La communauté Emmaüs de la Halte-Saint-Jean est en grève depuis plus de 5 mois. Les compagnon.nes dénoncent un système d’exploitation basé sur le mirage d’une régularisation qui n’est jamais arrivée. Certain.es ont travaillé plusieurs années 40 heures par semaine, dans des conditions déplorables et pour une indemnisation ridicule. Le statut de compagnonnage prévoit d’être logé.e et nourri.e, plus un pécule de 250 à 300 euros qui n’est pas considéré comme une rémunération, puisque le ou la compagnon.ne n’est pas un.e travailleur.se salarié.e.
Depuis, une enquête a été ouverte pour traite d’êtres humains et travail dissimulé et trois autres communautés ont rejoint le mouvement de grève dénonçant des abus similaires : Grande-Synthe, Tourcoing et Nieppe. En fin d’été, les compagnon.nes de Grande-Synthe ont dû supporter plusieurs face à face avec la police, appelée à dégager le piquet de grève par la direction. Ceux de Tourcoing, en revanche, ont arrêté le mouvement de grève en octobre suite à la nomination d’une nouvelle direction et l’annonce d’un audit sur la communauté.
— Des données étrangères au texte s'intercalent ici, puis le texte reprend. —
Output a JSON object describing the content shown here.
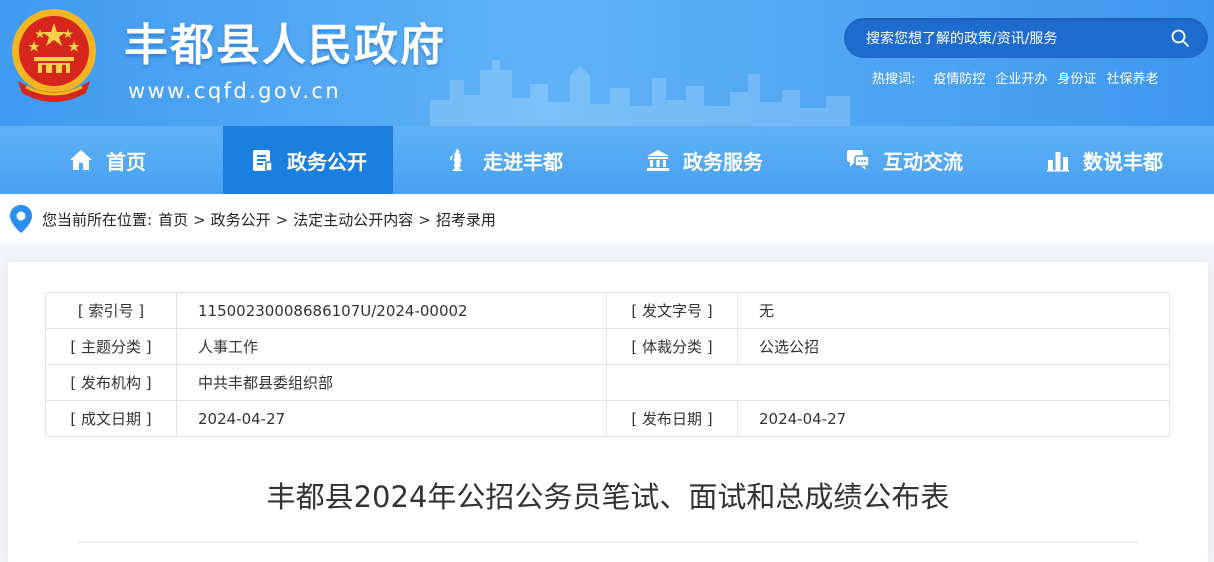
{
  "header": {
    "title": "丰都县人民政府",
    "url": "www.cqfd.gov.cn",
    "emblem_icon": "national-emblem-icon",
    "search": {
      "placeholder": "搜索您想了解的政策/资讯/服务",
      "icon": "search-icon"
    },
    "hot_label": "热搜词:",
    "hot_words": [
      "疫情防控",
      "企业开办",
      "身份证",
      "社保养老"
    ]
  },
  "nav": {
    "items": [
      {
        "label": "首页",
        "icon": "home-icon",
        "active": false
      },
      {
        "label": "政务公开",
        "icon": "document-icon",
        "active": true
      },
      {
        "label": "走进丰都",
        "icon": "landmark-statue-icon",
        "active": false
      },
      {
        "label": "政务服务",
        "icon": "government-building-icon",
        "active": false
      },
      {
        "label": "互动交流",
        "icon": "chat-icon",
        "active": false
      },
      {
        "label": "数说丰都",
        "icon": "bar-chart-icon",
        "active": false
      }
    ],
    "active_color": "#1b7fe0"
  },
  "breadcrumb": {
    "prefix": "您当前所在位置:",
    "items": [
      "首页",
      "政务公开",
      "法定主动公开内容",
      "招考录用"
    ],
    "separator": ">",
    "icon": "location-pin-icon"
  },
  "meta": {
    "index_label": "[ 索引号 ]",
    "index_value": "11500230008686107U/2024-00002",
    "docno_label": "[ 发文字号 ]",
    "docno_value": "无",
    "topic_label": "[ 主题分类 ]",
    "topic_value": "人事工作",
    "genre_label": "[ 体裁分类 ]",
    "genre_value": "公选公招",
    "org_label": "[ 发布机构 ]",
    "org_value": "中共丰都县委组织部",
    "created_label": "[ 成文日期 ]",
    "created_value": "2024-04-27",
    "published_label": "[ 发布日期 ]",
    "published_value": "2024-04-27"
  },
  "document": {
    "title": "丰都县2024年公招公务员笔试、面试和总成绩公布表"
  },
  "colors": {
    "header_blue": "#4ba3f3",
    "search_bg": "#1f6ccf",
    "nav_active": "#1b7fe0",
    "pin_blue": "#2a8ff0"
  }
}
Emmaüs France a, de son côté, pris des mesures contre les directions des communautés de Saint-André et de Grande-Synthe, mais l’organisation nationale a également mis en avant son pouvoir limité vis-à-vis de l’autonomie des communautés. Entre temps, les compagnon.nes de Saint-André-lez-Lille qui ont initié le mouvement ont occupé leur bâtisse. Jeudi 23 novembre, la police est intervenue à la communauté pour mettre fin au piquet de grève qui se déroulait tous les jours sur le trottoir devant la bâtisse. La préfecture a parlé de “faire cesser des troubles à l’ordre public”. La CGT et le Comité Sans Papiers du Nord (CSP 59) ont dénoncé des violences policières.
La communauté de Nieppe, dernière arrivée dans le mouvement de grève, fait aussi face à une direction sourde aux revendications et qui a demandé l’intervention de la police.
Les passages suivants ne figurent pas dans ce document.